Cellular Respiration-- not one of the most interesting things we get to teach as biology teachers. I mean honestly, raise your hand if you actually care about the Krebs Cycle? I sure don't. And I've never totally understood why or how it's important for the state to test students on whether more ATP is produced in Glycolysis or Oxidative Phosphorylation. But I digress...
We held our board meetings on yesterday's activities. Here's how I set it up:
Yesterday, I had written a generic definition of "cellular respiration" on the board that they copied down between activities. I didn't talk about it at all, I just told them that they were modeling "cellular respiration" with the ball and stick models.
Today, I asked them to refer back to that definition and create a white board with a verbal, mathematical, and diagram explanation of that definition of cellular respiration using evidence from the two lab activities. They were confused and stumped, but surprisingly game and receptive to the challenge.
Prior to WBing, we had recapped about the "ingredients" in each of the balloons, and even hypothesized a little about each of their role in inflation of the balloon. They had some really interesting theories they were all sure of-- the warm water caused the molecules in the balloon to move faster, causing expansion of the balloon. The warm water dissolved the sugar faster so it could "react" with the yeast. The yeast was a catalyst. The yeast produced oxygen. I just kept telling everyone those were interesting theories.
Most groups used the chemical equation for mathematical (I kinda tipped them off on that), and diagrams of the balloons or models were easy enough-- but they were stumped on the verbal.
In each class, I spend a lot of time with about 50% of the groups firing questions at them, and basically ignored the other groups. I tried to focus on the "weaker" and more uncertain groups. They all had the same questions: "We don't know what you want us to do. These labs had nothing to do with each other."

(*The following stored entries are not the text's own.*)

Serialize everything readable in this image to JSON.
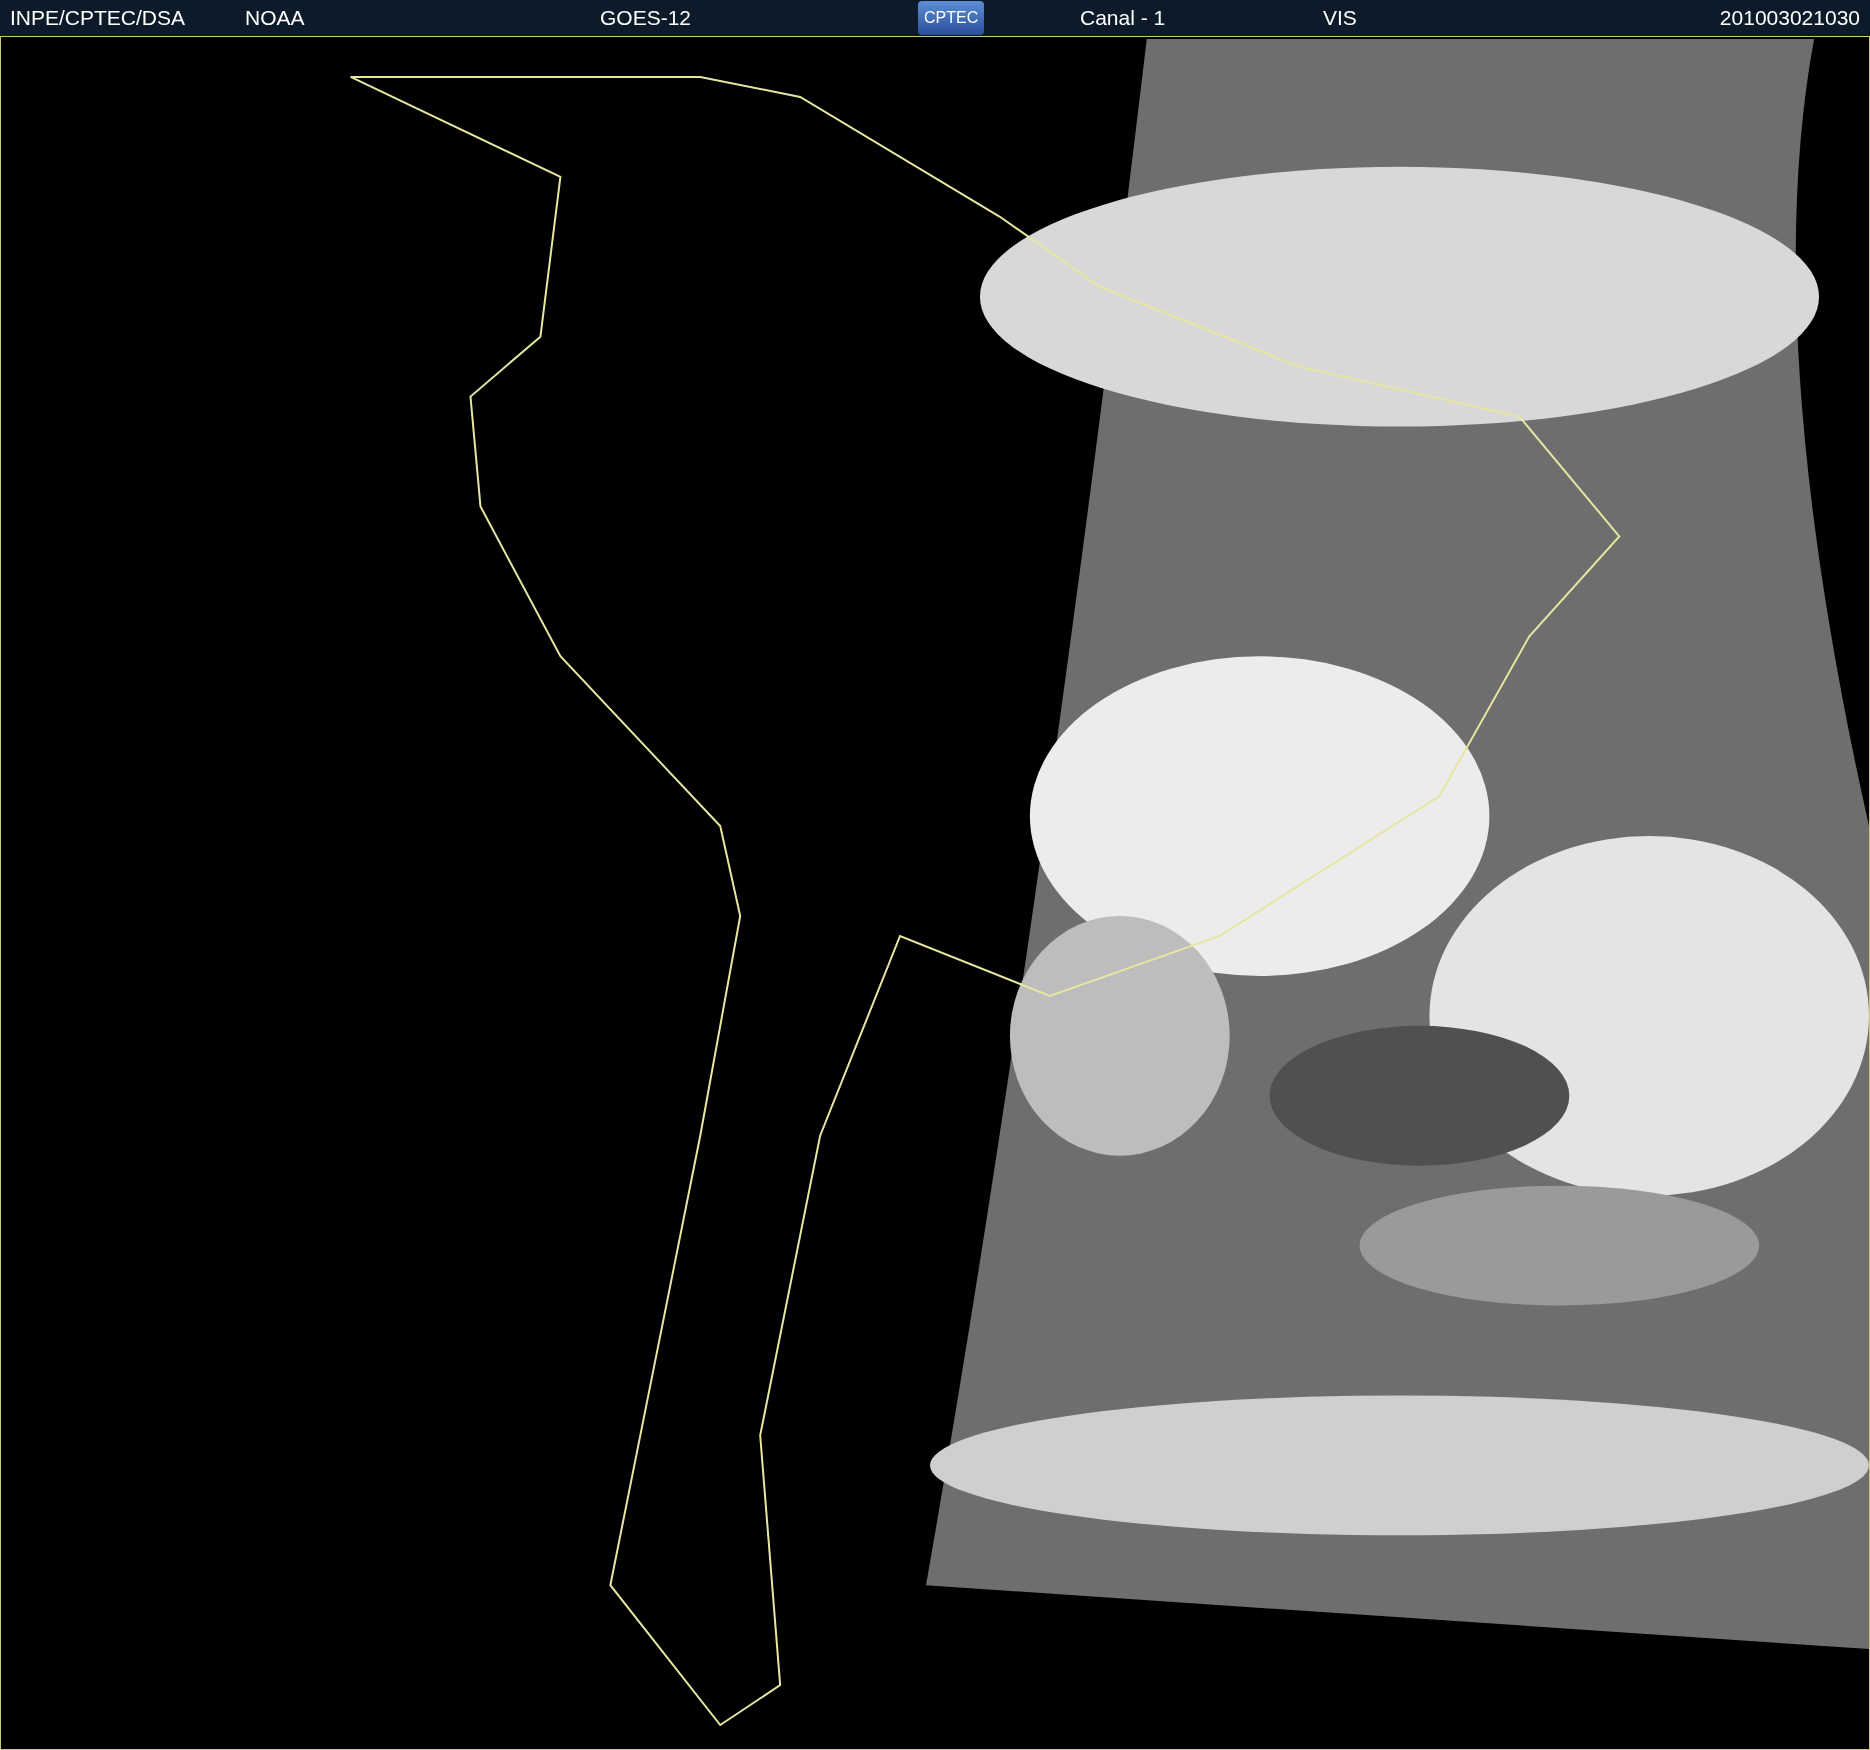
{
  "header": {
    "items": [
      {
        "kind": "text",
        "text": "INPE/CPTEC/DSA"
      },
      {
        "kind": "text",
        "text": "NOAA"
      },
      {
        "kind": "text",
        "text": "GOES-12"
      },
      {
        "kind": "logo",
        "text": "CPTEC"
      },
      {
        "kind": "text",
        "text": "Canal - 1"
      },
      {
        "kind": "text",
        "text": "VIS"
      },
      {
        "kind": "text",
        "text": "201003021030"
      }
    ]
  }
}
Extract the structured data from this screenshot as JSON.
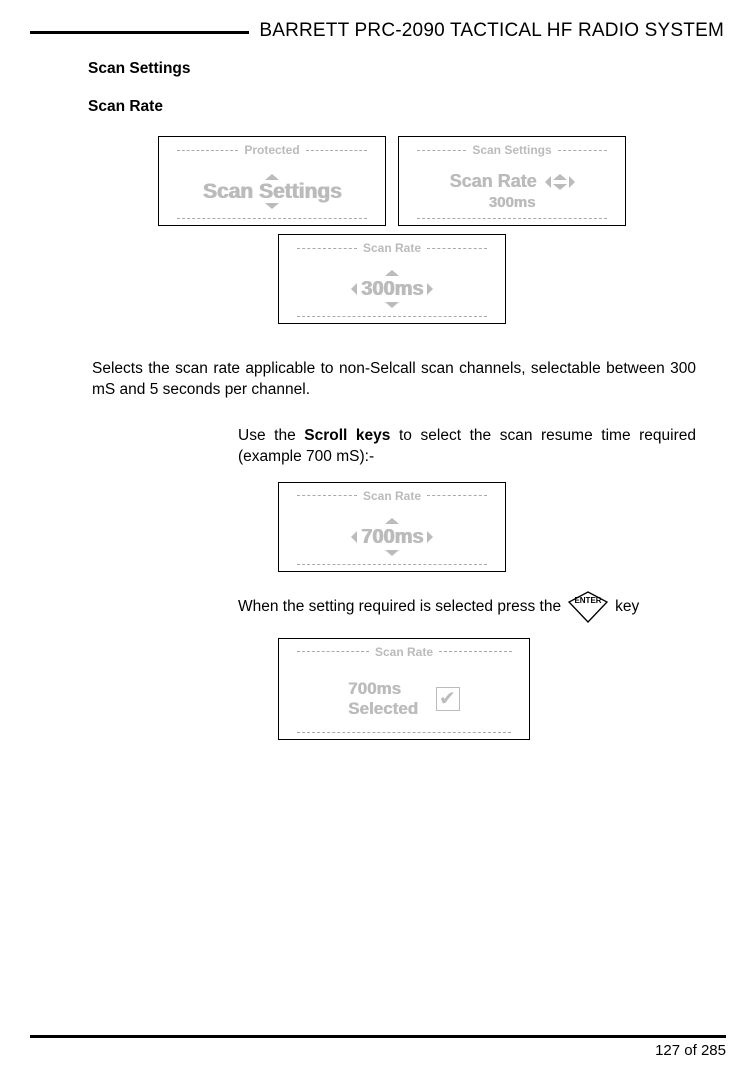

In my rapid firing, we focused on the glucose and the chemical equation. Glucose was one of the reactants in the model of cellular respiration. Was glucose involved in the balloon lab at all? (Yes, it could be derived from the sugar) Was anything else in the chemical equation also found in the balloons? Where did the oxygen come from? What evidence did you have CO2 may have been produced? Does it seem plausible that this reaction could have happened in the balloon? So if I leave sugar sitting on the counter, it will turn in to CO2 and water, right? (Umm... no...) Then why did the balloon inflate? What else was in the balloon? Re-read that definition-- why did we add the yeast? What did we discuss about yeast earlier?
And then about that time, each group had the most rewarding OH MY GOD I GET IT light bulb moments. :) :) :) :)
My only regret is that these groups were SO excited they "got it" and while many of their peers still didn't... and they WANTED to blurt it out in the board meetings. The groups I spent time with were waving their hands in the air the entire board meeting, wanting to talk... and I reeeeeally wanted to let them show off their new found knowledge. But... I also wanted everyone else to have that same epiphany.
We then did a terribly boring textbook "active reading" session about ATP. Great way to cap that good discussion, huh? But there was a reason. On Monday, we had a district teacher inservice with a speaker who I will not name. He was not one of the better educational speakers I have ever heard. While he made some good points, overall I thought he was extremely antiquated and out of touch with today's students and schools. His big emphasis was on more reading and writing-- less doing, more reading, writing, and note-taking. Kids today aren't college prepared because they can't read textbooks and they can't write papers (I do agree with that part). One of his criticisms of science teachers was that we "do" too much and pride ourselves on not even using a textbook (um, guilty). I disagree with him that you should only read and write about science, but I do think I am doing my students a disservice if they never have to trudge through a science textbook at least a few times. While we do read in class, our reading is usually article-based. The speaker gave me a good reminder to step it up with the textbooks. Reading about ATP was a perfect opportunity-- I can think of no topic more dull to practice reading dull stuff.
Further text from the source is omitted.